CORONAVIRUS – New York extends measures for COVID-19 in the Big Apple and surroundings

The New York authorities have decided to extend the current restrictions to curb the coronavirus in several areas, including the Big Apple and its surroundings, until May 28, while parts of the state begin their “reopening” on Friday.

In an executive order signed late Thursday, the state governor, Andrew Cuomo, extended the duration of the rules dubbed “New York on Hiatus”, which include the prohibition of public gatherings and the closure of non-essential businesses, among others. stuff.

The regulations in force until now expired this Friday, which is when five regions, most of them rural areas in the north of the state with signs of a lesser impact of the disease, begin “phase 1” of a progressive reactivation of activity.

New York on hiatus, coronavirus, measure, Listín Diario ,.

In this first stage, construction, manufacturing and some retailers will be operating again, but with limitations.
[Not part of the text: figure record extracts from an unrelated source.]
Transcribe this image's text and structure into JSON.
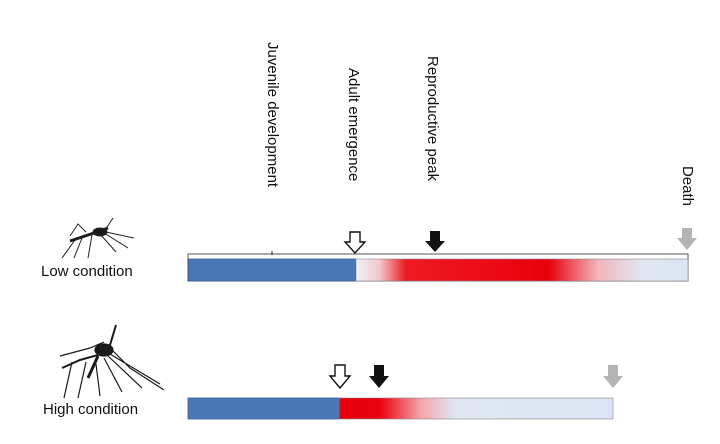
{
  "stage_labels": {
    "juvenile": "Juvenile development",
    "adult": "Adult emergence",
    "reproductive": "Reproductive peak",
    "death": "Death"
  },
  "rows": {
    "low": {
      "label": "Low condition"
    },
    "high": {
      "label": "High condition"
    }
  },
  "colors": {
    "juvenile": "#4a77b8",
    "reproductive": "#e8000c",
    "senescence": "#dbe4f2",
    "arrow_dark": "#111111",
    "arrow_death": "#b4b4b4"
  }
}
The order approved by Cuomo specifies that if other regions meet the parameters set for the “reopening” before May 28, the rule will be modified so that they can also join the “phase 1”.

The criteria include a reduction for at least 14 days in hospitalizations and deaths from COVID-19, that hospitals have at least 30% free capacity and certain numbers of tests and personnel for the tracking of contagions available, among others.

The city of New York and its surroundings, the most affected areas, do not comply with these provisions for now and as the mayor of the Big Apple, Bill de Blasio, has advanced in recent days, it is very unlikely that the restrictions will begin to be lifted before June.

The executive order signed by Cuomo also extends other emergency measures until June 13, considering that the situation that led to the declaration of a state of emergency continues and will continue for the near future.

New York state is the great epicenter of the pandemic in the United States and accumulates more than 27,600 deaths from the disease, according to the latest data from Johns Hopkins University.